Once separated from the military, employment can be a difficult for a veteran. A disability can make it even harder, making a return to a previous career nearly impossible. Several avenues exist, however, to make it much easier.
The Defense Department is actively recruiting veterans, and has a section of a Web site specifically geared toward those with disabilities. "As a veteran of eight years, when I got out of the military, I was not aware of the vast array of resources and job opportunities to continue serving my country," said John Mosley, deputy director for program support in the Defense Civilian Personnel Management Service. His video presentation to the wounded veterans allayed any doubt about whether veterans can continue serving their country, citing more than 700 civilian positions available in DoD.
Another organization, Hire Vets First, links employers with veterans. The organization's goal as an entity of the President's Hire Veterans Committee is to convince employers that hiring veterans is good business. The coalition's own program "Hire Smart Bet on a Vet!" echoes this sentiment.
Organizations such as the Job Accommodation Network help employers accommodate employees with disabilities. DoD also has its Computer/Electronics Accommodations Program to help federal employees with disabilities do their jobs effectively.
Some organizations help with financial help. Army Emergency Relief, for example, is available to veterans, and like many service organizations, offers assistance from the time a soldier separates. Often, that assistance is extended to dependents, said retired Army Sgt. Maj. Dennis Scott, an AER assistant secretary.
He made it clear to conference attendees that his organization is not part of the Army. "That's a common mistake that many soldiers make," Scott said. The organization is a private, nonprofit corporation established by the in 1942.
"All of you know, of course, that you have eligibility as an active duty soldier," Scott told the group. "But I hope you also know that when you make the transition to retiree, you still have your eligibility. When you retire, as far as we are concerned, you are still a part of the Army family and you retain that eligibility."

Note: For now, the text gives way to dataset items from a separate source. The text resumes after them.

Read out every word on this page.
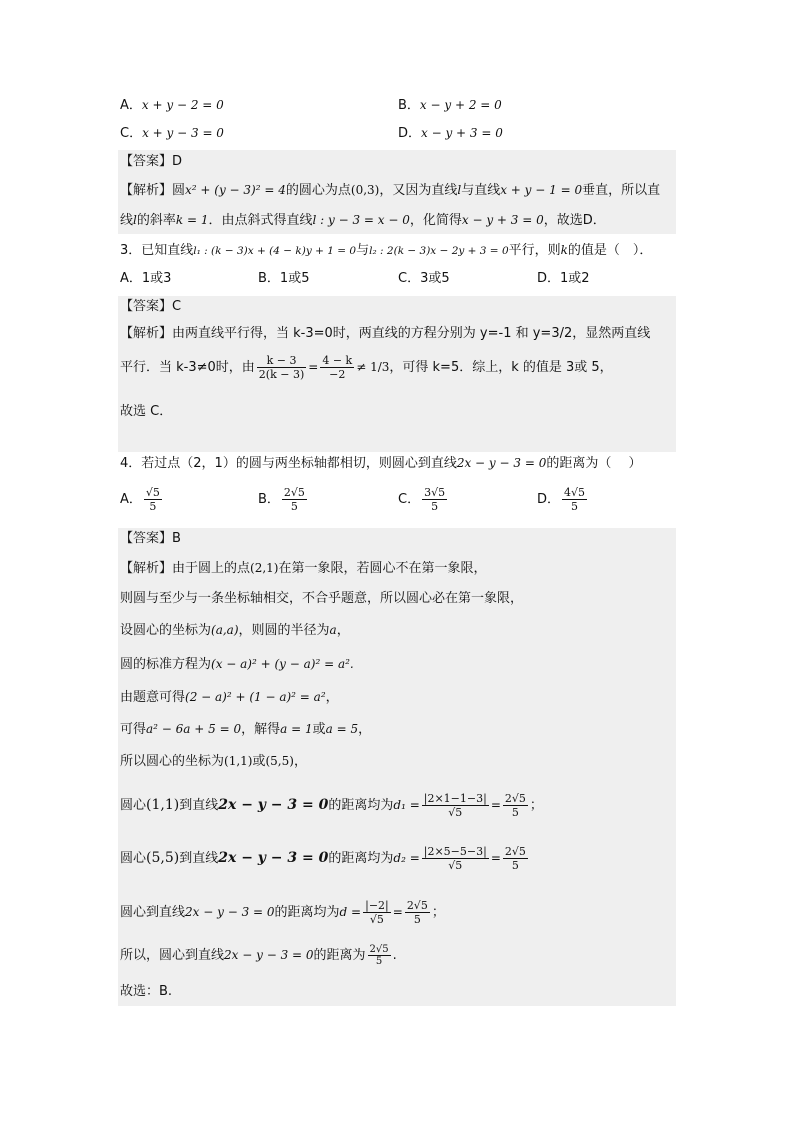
A．x + y − 2 = 0	B．x − y + 2 = 0
C．x + y − 3 = 0	D．x − y + 3 = 0
【答案】D
【解析】圆x² + (y − 3)² = 4的圆心为点(0,3)，又因为直线l与直线x + y − 1 = 0垂直，所以直
线l的斜率k = 1．由点斜式得直线l : y − 3 = x − 0，化简得x − y + 3 = 0，故选D．
3．已知直线l₁ : (k − 3)x + (4 − k)y + 1 = 0与l₂ : 2(k − 3)x − 2y + 3 = 0平行，则k的值是（　）．
A．1或3	B．1或5	C．3或5	D．1或2
【答案】C
【解析】由两直线平行得，当 k-3=0时，两直线的方程分别为 y=-1 和 y=3/2，显然两直线
平行．当 k-3≠0时，由 $\frac{k - 3}{2(k - 3)} = \frac{4 - k}{-2} \ne 1/3$，可得 k=5．综上，k 的值是 3或 5，
故选 C．
4．若过点（2，1）的圆与两坐标轴都相切，则圆心到直线2x − y − 3 = 0的距离为（　 ）
A． $\frac{√5}{5}$	B． $\frac{2√5}{5}$	C． $\frac{3√5}{5}$	D． $\frac{4√5}{5}$
【答案】B
【解析】由于圆上的点(2,1)在第一象限，若圆心不在第一象限，
则圆与至少与一条坐标轴相交，不合乎题意，所以圆心必在第一象限，
设圆心的坐标为(a,a)，则圆的半径为a，
圆的标准方程为(x − a)² + (y − a)² = a².
由题意可得(2 − a)² + (1 − a)² = a²，
可得a² − 6a + 5 = 0，解得a = 1或a = 5，
所以圆心的坐标为(1,1)或(5,5)，
圆心(1,1)到直线2x − y − 3 = 0的距离均为$d_1 = \frac{|2\times 1-1-3|}{√5} = \frac{2√5}{5}$ ；
圆心(5,5)到直线2x − y − 3 = 0的距离均为$d_2 = \frac{|2\times 5-5-3|}{√5} = \frac{2√5}{5}$
圆心到直线2x − y − 3 = 0的距离均为$d = \frac{|-2|}{√5} = \frac{2√5}{5}$ ；
所以，圆心到直线2x − y − 3 = 0的距离为 $\frac{2√5}{5}$ .
故选：B.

He said AER can help soldiers and their families with financial crises. The help can come in the form of no-interest loans, grants or a combination. AER also can provide undergraduate-level education scholarships under certain circumstances, Scott said.
All organizations represented by the panelists, and several others, had information booths for veterans to visit. The Labor Department was conducting on-site job interviews throughout the conference. And the Department of Veterans Affairs representatives also were on hand to help explain benefits and procedures.
Army Spc. Chad Byrne said the information session was beneficial for him. "I got a lot out of it," he said. "(There are) a lot of things I didn't know were available. It's going to help tremendously." Byrne, an aspiring restaurant owner, said VA benefits, including the education benefit, will be especially helpful for him.
Byrne was injured twice in the war on terrorism. The first time was on Easter of 2003 by a rocket-propelled grenade. The most recent injury resulted in a compound leg fracture. He is awaiting medical discharge, but now has filled out the paperwork to get the ball rolling on his VA benefits, he said.